Empire launched a complete field inventory that would cover some 90,000 transformers, 150,000 poles, and all the switches, meters, and fuses that went along with them. Collecting that information manually would take years. So Wallace was charged with the task of installing a wireless network that could cover Empire's vast territory along with the mobile devices to collect the data.
He settled on a satellite network from Wireless Matrix Corp. connecting Panasonic Corp. (NYSE: PC) ruggedized Toughbook CF18 notebook computers with local-area WiFi networks that link the machines to the trucks in which they ride. Using this system to build a GPS database of all Empire facilities, the field inventory took 13 months to complete.
"We wanted the user to be able to take the laptop out of the truck and go to the meter location, whether it's in a backyard or in the brush somewhere," explains Wallace. "They can capture the GPS data, then go to the transformer that meter connects to and capture that GPS data, feed it into the system, and build our electric model."
Thanks to a swiveling screen adapted from Panasonic camera technology, the machines used by Empire function either as folding, keyboard-equipped laptops or as tablet PCs. Panasonic, says Rick Elliott, the company's national sales manager for utilities, now controls around 70 percent of the market for ruggedized notebook computers for utilities.
Wallace won't say how much Empire has invested in the system, but Elliott says that base Toughbook CF18 models sell for less than $3,000 apiece.
Empire now has 90 Toughbooks in the field. Every time a new meter gets installed, the lineman feeds the GPS data into the network, which is connected to a server in the company's Joplin headquarters.
The system is also used to track the location of every truck in the field. Overcoming the natural wariness of the linemen, who feared a Big Brother-style monitoring system, the wireless network has dramatically reduced response time to outages while improving safety for the drivers themselves.
"Unfortunately, we had a couple of serious vehicle accidents after the system was implemented," Wallace recalls, "and we were able to pinpoint exactly where those trucks were. It meant a lot that the first ones to show up after the wrecks were our own people -- it's reassuring for people if they're out in a storm, at night, or whatever that people know where I'm at and that I can be found."
Line managers for Empire say outage response times have been cut nearly in half. "Our personnel is out there so much sooner and they're getting the lights back on so much quicker," says Wallace. "It's the customer who benefits the most."

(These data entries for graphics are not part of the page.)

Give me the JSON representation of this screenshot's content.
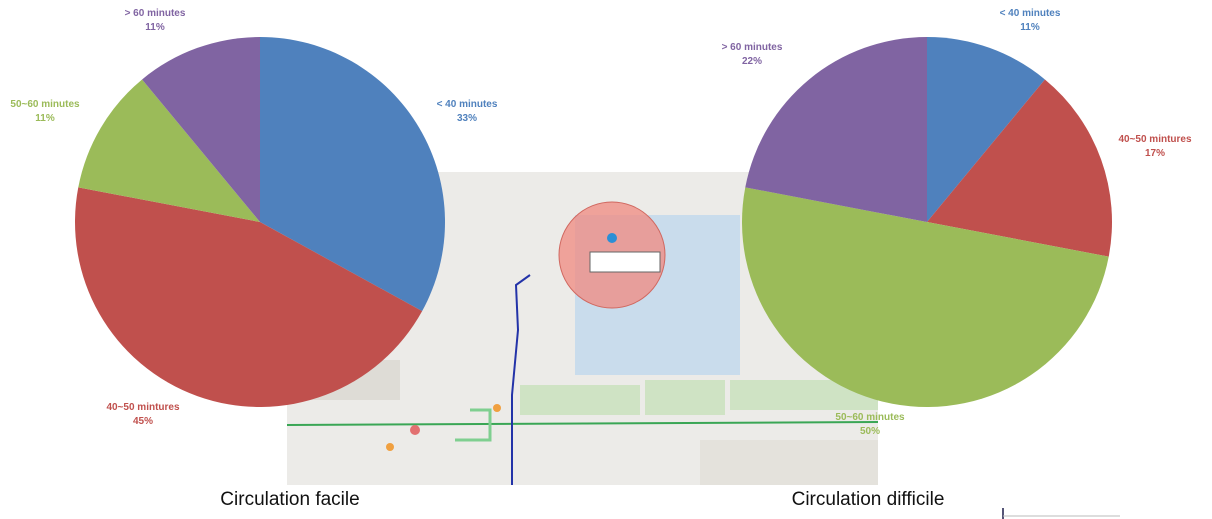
{
  "chart_data": [
    {
      "type": "pie",
      "title": "Circulation facile",
      "categories": [
        "< 40 minutes",
        "40~50 mintures",
        "50~60 minutes",
        "> 60 minutes"
      ],
      "values": [
        33,
        45,
        11,
        11
      ],
      "value_labels": [
        "33%",
        "45%",
        "11%",
        "11%"
      ],
      "colors": [
        "#4f81bd",
        "#c0504d",
        "#9bbb59",
        "#8064a2"
      ]
    },
    {
      "type": "pie",
      "title": "Circulation difficile",
      "categories": [
        "< 40 minutes",
        "40~50 mintures",
        "50~60 minutes",
        "> 60 minutes"
      ],
      "values": [
        11,
        17,
        50,
        22
      ],
      "value_labels": [
        "11%",
        "17%",
        "50%",
        "22%"
      ],
      "colors": [
        "#4f81bd",
        "#c0504d",
        "#9bbb59",
        "#8064a2"
      ]
    }
  ]
}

Next, Empire will implement an automated work-order system over the Toughbooks to replace the current paper documents. That's where the bottom-line benefits will come in. Wallace estimates that if the wireless system allows each service truck to average one more order per day, the system will pay for itself in three years.
And, like any good IT pro, Wallace knows who his ultimate constituency is: "Our senior management has just been totally impressed -- they had no idea that the system could do what it does."